The district has about 100,000 square feet of buildings that had an inch to six inches of water. The buildings included the high school field house.
Because of the damage and needed repairs, the first day of classes will be Monday, September 25.
He said about 30 percent of the district’s employees and 30 percent of the students had water inside their homes.
“The closer you were to (FM) 105, the worst it was,” he said.
The high school and elementary are on FM 105. The junior high, also within the district’s complex, is further north and received only a bit of water damage from a roof leak, not flood damage, Dr. Patterson said. That school was immediately fixed.
The high school gym was not damaged, but the football field house flooded.
The first day of school was supposed to be Monday, August 28. Instead, Orangefield will now begin on Monday, September 25, four weeks later than scheduled.
Dr. Patterson said he’s comfortable the remediation work will be completed by then. The transportation department and buses were not damaged and will be ready to go.
The school board has approved paying employees their regular salaries.
After arriving at the schools, Patterson and employees “went in and got the water out.” The district got one of the top companies in the country on water remediation to come in and start the recovery.

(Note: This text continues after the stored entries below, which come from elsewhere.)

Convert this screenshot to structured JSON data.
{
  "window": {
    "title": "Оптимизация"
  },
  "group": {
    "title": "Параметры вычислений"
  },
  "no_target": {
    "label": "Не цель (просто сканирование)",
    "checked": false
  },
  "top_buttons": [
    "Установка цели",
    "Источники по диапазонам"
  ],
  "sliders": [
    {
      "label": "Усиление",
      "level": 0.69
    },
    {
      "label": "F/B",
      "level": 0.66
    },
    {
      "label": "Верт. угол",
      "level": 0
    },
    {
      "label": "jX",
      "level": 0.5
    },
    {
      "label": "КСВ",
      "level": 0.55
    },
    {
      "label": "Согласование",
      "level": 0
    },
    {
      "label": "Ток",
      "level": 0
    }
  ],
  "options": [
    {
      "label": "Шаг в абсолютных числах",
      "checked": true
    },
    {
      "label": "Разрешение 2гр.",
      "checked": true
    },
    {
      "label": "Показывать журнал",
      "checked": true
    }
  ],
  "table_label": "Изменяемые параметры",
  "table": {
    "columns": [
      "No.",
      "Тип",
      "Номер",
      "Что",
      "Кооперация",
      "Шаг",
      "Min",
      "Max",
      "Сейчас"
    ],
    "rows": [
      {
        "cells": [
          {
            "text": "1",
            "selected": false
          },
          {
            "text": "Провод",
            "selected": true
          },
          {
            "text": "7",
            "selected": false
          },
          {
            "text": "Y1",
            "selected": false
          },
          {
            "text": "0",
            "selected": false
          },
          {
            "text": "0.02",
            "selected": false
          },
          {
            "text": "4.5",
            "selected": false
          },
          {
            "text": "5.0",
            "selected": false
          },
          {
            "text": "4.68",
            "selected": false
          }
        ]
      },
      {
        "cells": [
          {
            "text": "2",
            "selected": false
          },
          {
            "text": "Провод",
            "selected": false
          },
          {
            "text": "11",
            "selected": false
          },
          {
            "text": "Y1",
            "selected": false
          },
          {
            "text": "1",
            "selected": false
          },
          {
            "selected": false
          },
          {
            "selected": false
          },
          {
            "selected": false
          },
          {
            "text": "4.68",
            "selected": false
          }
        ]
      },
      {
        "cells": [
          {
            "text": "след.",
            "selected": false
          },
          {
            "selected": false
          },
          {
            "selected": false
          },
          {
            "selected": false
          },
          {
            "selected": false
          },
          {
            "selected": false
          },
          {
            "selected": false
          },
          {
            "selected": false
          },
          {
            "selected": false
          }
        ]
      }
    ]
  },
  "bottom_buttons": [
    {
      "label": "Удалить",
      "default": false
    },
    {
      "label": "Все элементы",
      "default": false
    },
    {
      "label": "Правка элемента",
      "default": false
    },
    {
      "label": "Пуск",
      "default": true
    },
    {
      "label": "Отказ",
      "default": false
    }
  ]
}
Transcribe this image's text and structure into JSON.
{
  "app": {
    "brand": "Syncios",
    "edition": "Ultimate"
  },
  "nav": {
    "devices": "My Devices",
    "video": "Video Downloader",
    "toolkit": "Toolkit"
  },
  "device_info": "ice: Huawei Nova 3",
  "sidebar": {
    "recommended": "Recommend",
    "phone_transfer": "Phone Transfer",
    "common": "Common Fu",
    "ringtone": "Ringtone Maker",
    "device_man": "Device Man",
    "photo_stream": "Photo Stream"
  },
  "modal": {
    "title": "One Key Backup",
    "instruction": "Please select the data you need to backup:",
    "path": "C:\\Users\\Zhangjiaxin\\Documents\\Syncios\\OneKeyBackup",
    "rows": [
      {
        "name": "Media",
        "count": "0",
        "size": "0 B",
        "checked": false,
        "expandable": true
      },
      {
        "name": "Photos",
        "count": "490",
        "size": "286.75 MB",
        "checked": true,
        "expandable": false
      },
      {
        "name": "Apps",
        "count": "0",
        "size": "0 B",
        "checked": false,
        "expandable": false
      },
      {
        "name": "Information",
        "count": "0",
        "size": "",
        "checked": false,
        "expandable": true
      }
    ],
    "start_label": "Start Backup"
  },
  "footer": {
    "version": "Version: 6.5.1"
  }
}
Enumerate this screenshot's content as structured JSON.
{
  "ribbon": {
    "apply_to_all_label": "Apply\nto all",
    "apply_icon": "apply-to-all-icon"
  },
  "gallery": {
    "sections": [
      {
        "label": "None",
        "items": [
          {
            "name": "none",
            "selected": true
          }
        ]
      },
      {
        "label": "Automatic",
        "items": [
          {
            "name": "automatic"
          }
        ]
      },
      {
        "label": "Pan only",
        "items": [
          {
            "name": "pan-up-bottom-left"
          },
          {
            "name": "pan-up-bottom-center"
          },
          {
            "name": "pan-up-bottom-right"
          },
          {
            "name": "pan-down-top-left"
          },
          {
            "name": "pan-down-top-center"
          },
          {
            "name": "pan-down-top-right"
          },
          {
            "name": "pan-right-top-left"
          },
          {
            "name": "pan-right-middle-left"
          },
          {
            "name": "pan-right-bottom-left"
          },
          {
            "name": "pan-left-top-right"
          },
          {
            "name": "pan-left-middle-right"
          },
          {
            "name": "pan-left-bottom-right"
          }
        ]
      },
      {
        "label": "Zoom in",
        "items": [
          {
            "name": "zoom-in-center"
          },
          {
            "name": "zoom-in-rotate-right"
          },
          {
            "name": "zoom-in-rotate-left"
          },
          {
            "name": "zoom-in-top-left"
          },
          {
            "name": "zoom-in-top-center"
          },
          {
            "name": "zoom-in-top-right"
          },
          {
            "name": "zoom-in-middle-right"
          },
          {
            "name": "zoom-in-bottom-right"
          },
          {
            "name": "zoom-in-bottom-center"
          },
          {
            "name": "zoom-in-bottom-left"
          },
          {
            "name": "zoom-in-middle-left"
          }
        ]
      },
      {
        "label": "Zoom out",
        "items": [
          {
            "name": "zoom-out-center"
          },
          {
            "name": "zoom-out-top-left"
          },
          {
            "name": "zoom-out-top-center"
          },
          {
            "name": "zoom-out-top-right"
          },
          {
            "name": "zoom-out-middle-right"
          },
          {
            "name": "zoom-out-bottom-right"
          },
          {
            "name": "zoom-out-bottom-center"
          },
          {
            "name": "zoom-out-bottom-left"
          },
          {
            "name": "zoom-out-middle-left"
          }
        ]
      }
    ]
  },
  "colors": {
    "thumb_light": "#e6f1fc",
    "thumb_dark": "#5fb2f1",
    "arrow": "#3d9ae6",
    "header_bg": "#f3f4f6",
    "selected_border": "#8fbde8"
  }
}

Dr. Patterson said even with 100,000 square feet of flooded rooms, the remediation is the same as a home. Get out the water, pull out the wet carpet, pull up tiles and cut out the walls that were wet. He said some offices and the library had carpeting.
Some students went back to the school campus on Monday as extracurricular activities started up again. The band hall was not damaged. The volleyball team can practice in the gym. The football team is using the junior high locker room until the field house is fixed.
After the damage is repaired, Orangefield will be dealing with the Texas Education Agency and state regulations. Dr. Patterson said about 40 percent of Texas public schools have been affected by Harvey and the state education commissioner will have to make decisions on attendance requirements, including funding.
The state pays local districts based on attendance. Dr. Patterson said the first day of school is usually the most attended day. The district expected to have an increase of about 100 students this year after several year of small declines, particulary after Hurricane Ike in 2008.
Now, the district is hoping to get all the students who registered to attend this year after a four-week unexpected break.